Conventional wisdom among business executives and general counsel is to view litigation as a drain on company resources. Lawsuits are to be avoided if at all possible – something to pursue only as a last resort. Litigation, after all, places at risk precious business resources. And rarely is the amount necessary to pursue successful litigation justified by the risks associated with the pursuit.
There is an alternative to this conventional wisdom. It is true – there exists a model that allows for litigation to positively impact a company’s bottom line without ever requiring the company to pay legal fees other than from amounts recovered by the company. And important litigation can be pursued without a company shouldering all of the risks. This is the world of contingency-fee business litigation.
Contingency fee litigation is not new. It has been prevalent in personal injury cases for more than a century. Over the last decade, however, the contingency fee has emerged as an important – indeed sometimes critical – option in business cases. The concept is not novel – lawyers agree to base their fees on a percentage of what is recovered for the business. The business does not pay for any legal services unless and until there is a successful result and then any fees are taken out of the recovery. If there is no recovery, there are no legal fees for the company to pay. This model allows business executives and general counsel to protect their budgets while preserving the opportunity for large recoveries.

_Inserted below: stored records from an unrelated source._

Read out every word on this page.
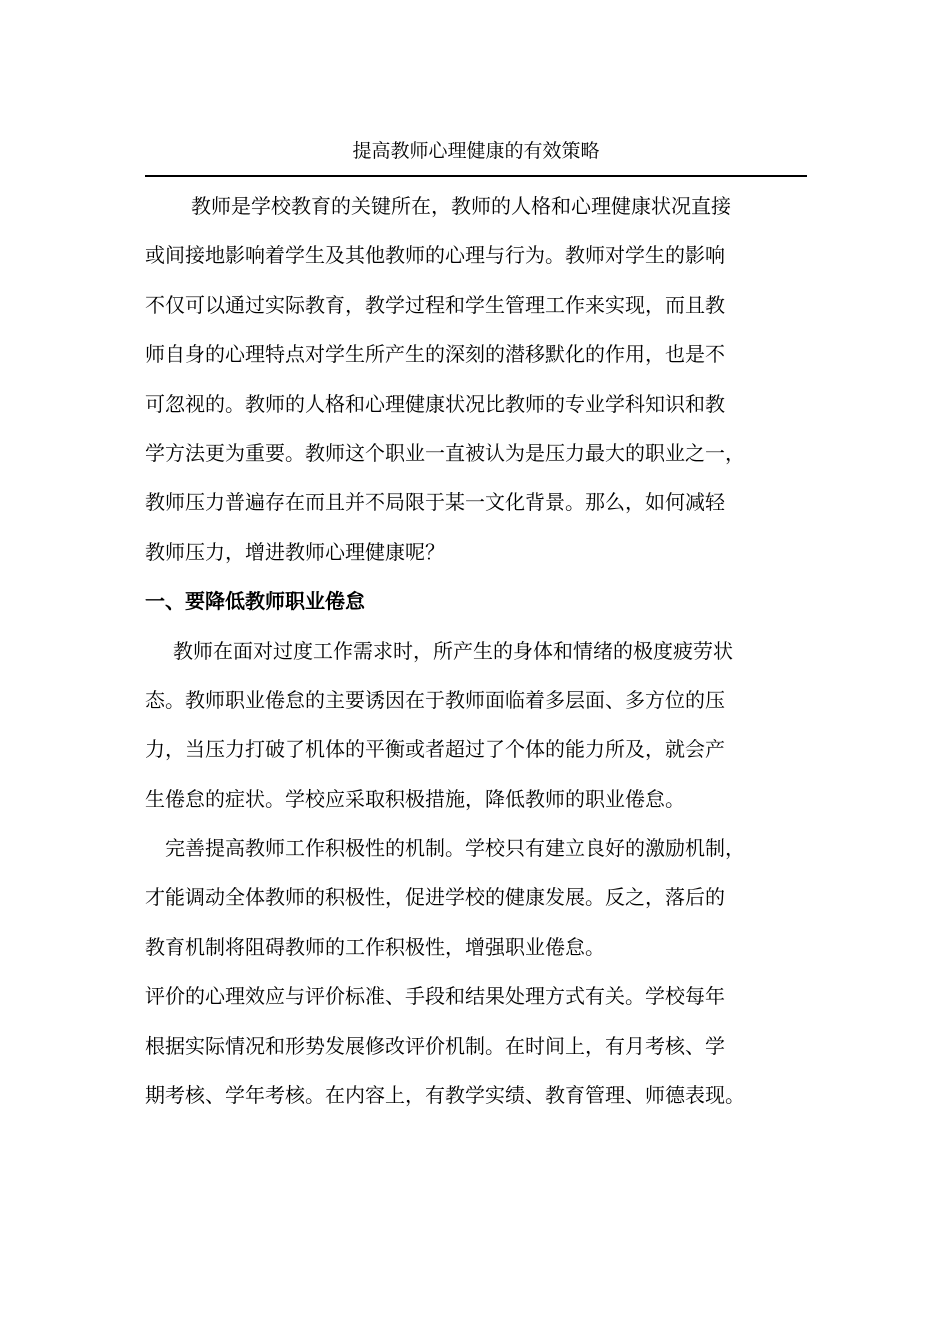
提高教师心理健康的有效策略
教师是学校教育的关键所在，教师的人格和心理健康状况直接
或间接地影响着学生及其他教师的心理与行为。教师对学生的影响
不仅可以通过实际教育，教学过程和学生管理工作来实现，而且教
师自身的心理特点对学生所产生的深刻的潜移默化的作用，也是不
可忽视的。教师的人格和心理健康状况比教师的专业学科知识和教
学方法更为重要。教师这个职业一直被认为是压力最大的职业之一，
教师压力普遍存在而且并不局限于某一文化背景。那么，如何减轻
教师压力，增进教师心理健康呢？
一、要降低教师职业倦怠
教师在面对过度工作需求时，所产生的身体和情绪的极度疲劳状
态。教师职业倦怠的主要诱因在于教师面临着多层面、多方位的压
力，当压力打破了机体的平衡或者超过了个体的能力所及，就会产
生倦怠的症状。学校应采取积极措施，降低教师的职业倦怠。
完善提高教师工作积极性的机制。学校只有建立良好的激励机制，
才能调动全体教师的积极性，促进学校的健康发展。反之，落后的
教育机制将阻碍教师的工作积极性，增强职业倦怠。
评价的心理效应与评价标准、手段和结果处理方式有关。学校每年
根据实际情况和形势发展修改评价机制。在时间上，有月考核、学
期考核、学年考核。在内容上，有教学实绩、教育管理、师德表现。
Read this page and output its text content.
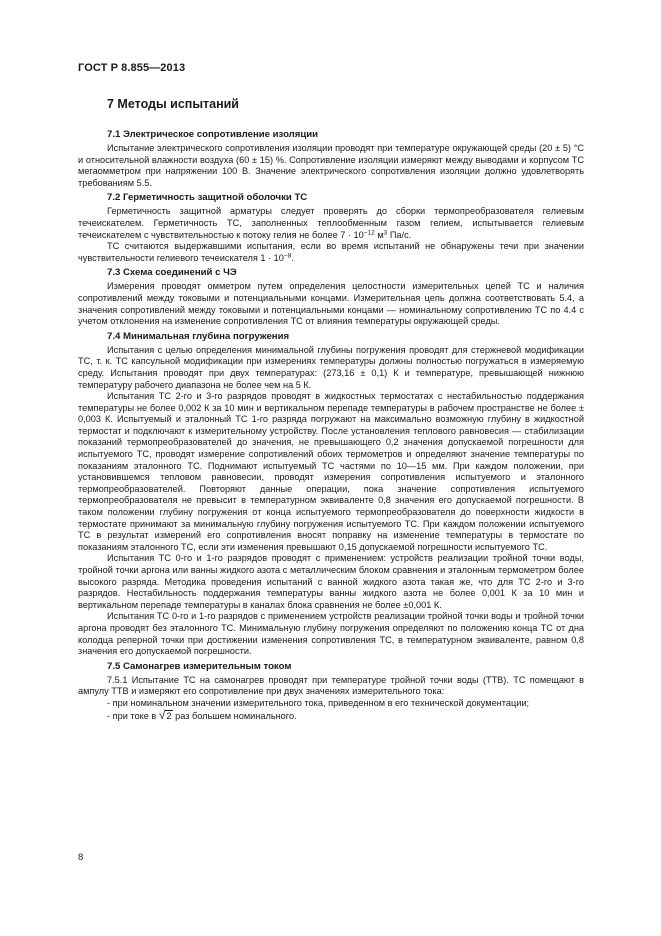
ГОСТ Р 8.855—2013
7 Методы испытаний
7.1 Электрическое сопротивление изоляции

Испытание электрического сопротивления изоляции проводят при температуре окружающей среды (20 ± 5) °С и относительной влажности воздуха (60 ± 15) %. Сопротивление изоляции измеряют между выводами и корпусом ТС мегаомметром при напряжении 100 В. Значение электрического сопротивления изоляции должно удовлетворять требованиям 5.5.

7.2 Герметичность защитной оболочки ТС

Герметичность защитной арматуры следует проверять до сборки термопреобразователя гелиевым течеискателем. Герметичность ТС, заполненных теплообменным газом гелием, испытывается гелиевым течеискателем с чувствительностью к потоку гелия не более $7 \cdot 10^{-12}$ $м^3$ Па/с.

ТС считаются выдержавшими испытания, если во время испытаний не обнаружены течи при значении чувствительности гелиевого течеискателя $1 \cdot 10^{-8}$.

7.3 Схема соединений с ЧЭ

Измерения проводят омметром путем определения целостности измерительных цепей ТС и наличия сопротивлений между токовыми и потенциальными концами. Измерительная цепь должна соответствовать 5.4, а значения сопротивлений между токовыми и потенциальными концами — номинальному сопротивлению ТС по 4.4 с учетом отклонения на изменение сопротивления ТС от влияния температуры окружающей среды.

7.4 Минимальная глубина погружения

Испытания с целью определения минимальной глубины погружения проводят для стержневой модификации ТС, т. к. ТС капсульной модификации при измерениях температуры должны полностью погружаться в измеряемую среду. Испытания проводят при двух температурах: (273,16 ± 0,1) К и температуре, превышающей нижнюю температуру рабочего диапазона не более чем на 5 К.

Испытания ТС 2-го и 3-го разрядов проводят в жидкостных термостатах с нестабильностью поддержания температуры не более 0,002 К за 10 мин и вертикальном перепаде температуры в рабочем пространстве не более ± 0,003 К. Испытуемый и эталонный ТС 1-го разряда погружают на максимально возможную глубину в жидкостной термостат и подключают к измерительному устройству. После установления теплового равновесия — стабилизации показаний термопреобразователей до значения, не превышающего 0,2 значения допускаемой погрешности для испытуемого ТС, проводят измерение сопротивлений обоих термометров и определяют значение температуры по показаниям эталонного ТС. Поднимают испытуемый ТС частями по 10—15 мм. При каждом положении, при установившемся тепловом равновесии, проводят измерения сопротивления испытуемого и эталонного термопреобразователей. Повторяют данные операции, пока значение сопротивления испытуемого термопреобразователя не превысит в температурном эквиваленте 0,8 значения его допускаемой погрешности. В таком положении глубину погружения от конца испытуемого термопреобразователя до поверхности жидкости в термостате принимают за минимальную глубину погружения испытуемого ТС. При каждом положении испытуемого ТС в результат измерений его сопротивления вносят поправку на изменение температуры в термостате по показаниям эталонного ТС, если эти изменения превышают 0,15 допускаемой погрешности испытуемого ТС.

Испытания ТС 0-го и 1-го разрядов проводят с применением: устройств реализации тройной точки воды, тройной точки аргона или ванны жидкого азота с металлическим блоком сравнения и эталонным термометром более высокого разряда. Методика проведения испытаний с ванной жидкого азота такая же, что для ТС 2-го и 3-го разрядов. Нестабильность поддержания температуры ванны жидкого азота не более 0,001 К за 10 мин и вертикальном перепаде температуры в каналах блока сравнения не более ±0,001 К.

Испытания ТС 0-го и 1-го разрядов с применением устройств реализации тройной точки воды и тройной точки аргона проводят без эталонного ТС. Минимальную глубину погружения определяют по положению конца ТС от дна колодца реперной точки при достижении изменения сопротивления ТС, в температурном эквиваленте, равном 0,8 значения его допускаемой погрешности.

7.5 Самонагрев измерительным током

7.5.1 Испытание ТС на самонагрев проводят при температуре тройной точки воды (ТТВ). ТС помещают в ампулу ТТВ и измеряют его сопротивление при двух значениях измерительного тока:

- при номинальном значении измерительного тока, приведенном в его технической документации;

- при токе в √2 раз большем номинального.

8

Contingency fees in business litigation can be appropriate in a number of scenarios:
- Recovery of damages caused by the misappropriation of company trade secrets by a former employee or competitor.
- Pursuit of insurance benefits from an insurance company that wrongly denies coverage.
- An outstanding debt or other money owed under a contract that seems too costly to pay a lawyer an hourly rate to pursue.
- Damage caused by a competitor who is unfairly competing.
- Royalties and other economic damages from a business using a company’s intellectual property (e.g., patents, trade-marks, and trade-dress).
- A small business that is harmed by a larger organization but does not have the resources to fight back.
- A large but cash-strapped company under tight legal budget constraints that needs a lawyer/partner to share risk.
One might reasonably ask, if a contingent fee in a business case is such a panacea, then why isn’t it used more frequently? The answer is simple – nearly all of the risk of an unfavorable result is shifted to the lawyers. Lawyers and law firms are historically risk averse and prefer the certainty of the billable hour. In addition, individual lawyer compensation is generally tied to fees earned under a billable hour model and most law firm compensation models do not account for contingent fee work.
Lawyers and law firms that accept business cases on a contingent-fee basis are more entrepreneurial and thrive on risk because they are familiar with it and equipped to properly evaluate outcomes. They also have a compensation model that allows for the risks associated with business contingent fee litigation. So before throwing in the towel on a business dispute that is heading to litigation, an executive or general counsel may be wise to explore whether there is a qualified and competent law firm with lawyers capable and experienced in pursuing business cases on a contingent fee basis.